И не видит, бедная, как шипит и извивается над её головой тощее и чёрное, в немом крике застывшее, распарывающее себе глотку от бессилия.
Веселится моя новая гостья, пока три предыдущих насаживаются обратно на крюки.
Смеётся Машенька в ответ на мои шутки, машет на меня руками, от объятий моих отбивается, и не чувствует, как густой и вязкий запах пота и крови стелется по полу, липнет к стенам и дверям. Ничего не замечает сейчас Маша, слишком она сейчас взволнована, слишком она сейчас смущена.
В ту ночь Машенька осталась со мной до утра, и это оказалось для меня роковым решением, потому как сейчас она снова встречает меня у калитки, машет рукой и кричит на весь двор:

*
- Андрей!!!
Я её заметил ещё от дороги, потому сразу же и повернул назад, но она кричит снова и приходится возвращаться: не стоит привлекать к себе внимание соседей.
Здороваюсь с ней, открываю дверь, прохожу, не разуваясь, в дом. Она снимает обувь и застывает на пороге, прижимая сумочку к груди. Так и будет теперь стоять, меня слушать, дышать через раз, чтобы не разозлить пьяницу ненароком. Иди отсюда, Маша, иди.
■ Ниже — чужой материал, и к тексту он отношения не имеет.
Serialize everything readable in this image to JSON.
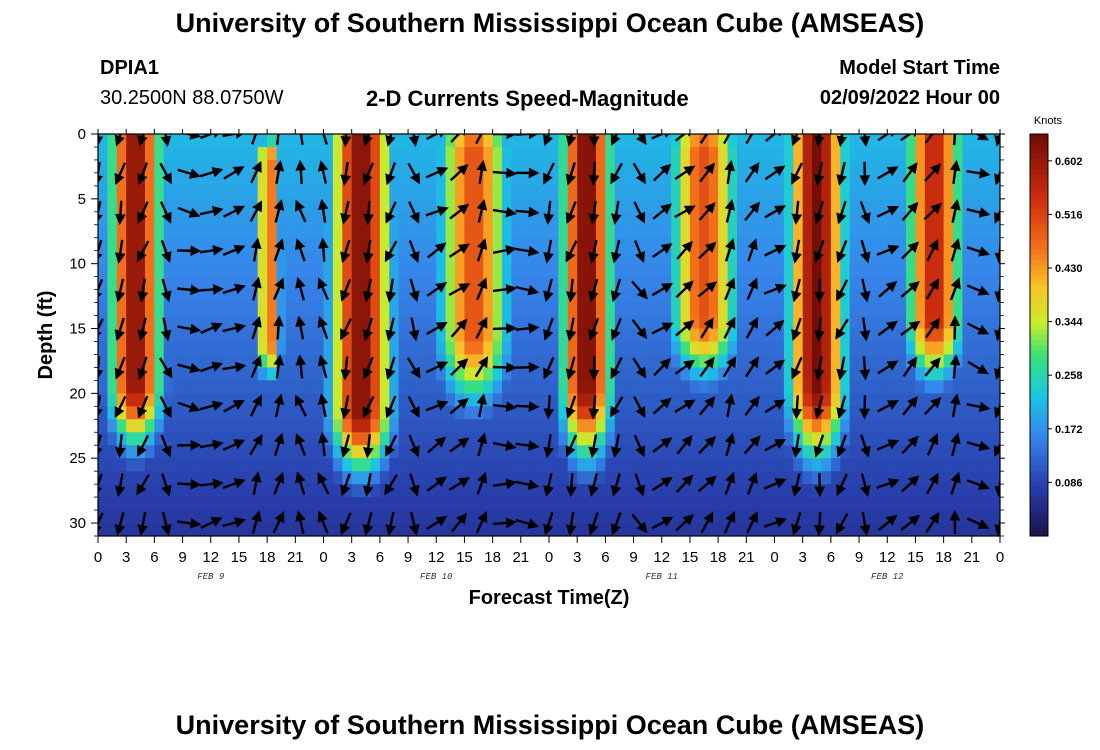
{
  "page": {
    "title": "University of Southern Mississippi Ocean Cube (AMSEAS)",
    "footer_title": "University of Southern Mississippi Ocean Cube (AMSEAS)",
    "station_id": "DPIA1",
    "station_coords": "30.2500N  88.0750W",
    "model_start_label": "Model Start Time",
    "model_start_value": "02/09/2022 Hour 00"
  },
  "chart_data": {
    "type": "heatmap",
    "title": "2-D Currents Speed-Magnitude",
    "xlabel": "Forecast Time(Z)",
    "ylabel": "Depth (ft)",
    "xlim": [
      0,
      96
    ],
    "ylim": [
      0,
      31
    ],
    "x_tick_labels": [
      "0",
      "3",
      "6",
      "9",
      "12",
      "15",
      "18",
      "21",
      "0",
      "3",
      "6",
      "9",
      "12",
      "15",
      "18",
      "21",
      "0",
      "3",
      "6",
      "9",
      "12",
      "15",
      "18",
      "21",
      "0",
      "3",
      "6",
      "9",
      "12",
      "15",
      "18",
      "21",
      "0"
    ],
    "y_ticks": [
      0,
      5,
      10,
      15,
      20,
      25,
      30
    ],
    "day_labels": [
      {
        "label": "FEB 9",
        "hour": 12
      },
      {
        "label": "FEB 10",
        "hour": 36
      },
      {
        "label": "FEB 11",
        "hour": 60
      },
      {
        "label": "FEB 12",
        "hour": 84
      }
    ],
    "colorbar": {
      "unit": "Knots",
      "min": 0.0,
      "max": 0.645,
      "tick_labels": [
        "0.602",
        "0.516",
        "0.430",
        "0.344",
        "0.258",
        "0.172",
        "0.086"
      ],
      "tick_values": [
        0.602,
        0.516,
        0.43,
        0.344,
        0.258,
        0.172,
        0.086
      ]
    },
    "high_speed_cores": [
      {
        "hour": 4,
        "width": 2.8,
        "peak": 0.62,
        "top_depth": 0,
        "bottom_depth": 19,
        "falloff": 5
      },
      {
        "hour": 18.2,
        "width": 1.3,
        "peak": 0.48,
        "top_depth": 2,
        "bottom_depth": 16,
        "falloff": 3
      },
      {
        "hour": 28,
        "width": 3.2,
        "peak": 0.63,
        "top_depth": 0,
        "bottom_depth": 21,
        "falloff": 5
      },
      {
        "hour": 40,
        "width": 3.8,
        "peak": 0.5,
        "top_depth": 1,
        "bottom_depth": 15,
        "falloff": 6
      },
      {
        "hour": 52,
        "width": 2.7,
        "peak": 0.64,
        "top_depth": 0,
        "bottom_depth": 19,
        "falloff": 6
      },
      {
        "hour": 64.5,
        "width": 3.6,
        "peak": 0.5,
        "top_depth": 1,
        "bottom_depth": 14,
        "falloff": 5
      },
      {
        "hour": 76.5,
        "width": 3.0,
        "peak": 0.64,
        "top_depth": 0,
        "bottom_depth": 19,
        "falloff": 6
      },
      {
        "hour": 89,
        "width": 3.0,
        "peak": 0.56,
        "top_depth": 0,
        "bottom_depth": 14,
        "falloff": 5
      }
    ],
    "vector_hours": [
      0,
      2.4,
      4.8,
      7.2,
      9.6,
      12,
      14.4,
      16.8,
      19.2,
      21.6,
      24,
      26.4,
      28.8,
      31.2,
      33.6,
      36,
      38.4,
      40.8,
      43.2,
      45.6,
      48,
      50.4,
      52.8,
      55.2,
      57.6,
      60,
      62.4,
      64.8,
      67.2,
      69.6,
      72,
      74.4,
      76.8,
      79.2,
      81.6,
      84,
      86.4,
      88.8,
      91.2,
      93.6,
      96
    ],
    "vector_depths": [
      0,
      3,
      6,
      9,
      12,
      15,
      18,
      21,
      24,
      27,
      30
    ],
    "vector_directions_deg": [
      195,
      195,
      200,
      160,
      100,
      75,
      70,
      20,
      15,
      345,
      345,
      195,
      195,
      200,
      160,
      60,
      50,
      20,
      90,
      95,
      195,
      195,
      190,
      200,
      150,
      55,
      50,
      40,
      20,
      30,
      60,
      195,
      190,
      200,
      170,
      60,
      45,
      35,
      10,
      110,
      195
    ]
  }
}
- Слушай, - я ставлю чайник на плиту, соскребаю ногтем налёт с чашки, бросаю туда пакетик. Ей не предлагаю, иначе она до ночи не уйдёт, - слушай, - говорю, - чего ты таскаешься сюда?
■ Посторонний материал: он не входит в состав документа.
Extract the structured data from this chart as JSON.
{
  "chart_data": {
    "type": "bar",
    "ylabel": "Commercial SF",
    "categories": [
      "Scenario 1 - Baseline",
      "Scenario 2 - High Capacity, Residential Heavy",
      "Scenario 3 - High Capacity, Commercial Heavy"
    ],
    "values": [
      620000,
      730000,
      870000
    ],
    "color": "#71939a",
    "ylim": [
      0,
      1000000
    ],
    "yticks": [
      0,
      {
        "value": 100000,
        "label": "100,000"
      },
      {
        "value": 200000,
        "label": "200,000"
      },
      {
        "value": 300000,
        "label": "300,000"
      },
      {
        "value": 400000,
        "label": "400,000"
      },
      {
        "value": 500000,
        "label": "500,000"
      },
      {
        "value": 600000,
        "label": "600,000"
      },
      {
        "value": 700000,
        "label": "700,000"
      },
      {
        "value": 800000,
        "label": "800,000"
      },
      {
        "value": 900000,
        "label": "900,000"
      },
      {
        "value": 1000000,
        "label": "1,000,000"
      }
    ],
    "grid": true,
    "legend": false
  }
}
Маша всхлипывает и тихо-тихо причитает, вкрадчиво и проникновенно, едва различимо, глотая подступающие к горлу слёзы, что мы же «не чужие люди», что пора «брать себя в руки», что ещё немного и «будет слишком поздно», что «они все» ужасно за меня переживают, а я снимаю чайник с плиты и спрашиваю:
- Кто «все»? – ошпариваю кружку кипятком, - Маша, езжай уже домой, я сам разберусь.
Она стоит позади, и я спиной чувствую её печальный, чуть укоризненный взгляд. Шла бы ты отсюда, милая. Шла бы, пока не стемнело.
- Послушай, Андрей, - опять этот спокойный, нравоучительный тон, - ты же взрослый человек, у тебя ещё всё впереди, это же не твоя вина, что…
Я оборачиваюсь, и она замолкает.
Всё верно: не мы такие, водка такая. Ты права, Машка, права. Только давай об этом завтра. Или утром, когда на улице светло и шумно.
А сейчас уже темнеет. А когда тут темнеет, то лучше никому, кроме, меня в доме не находиться.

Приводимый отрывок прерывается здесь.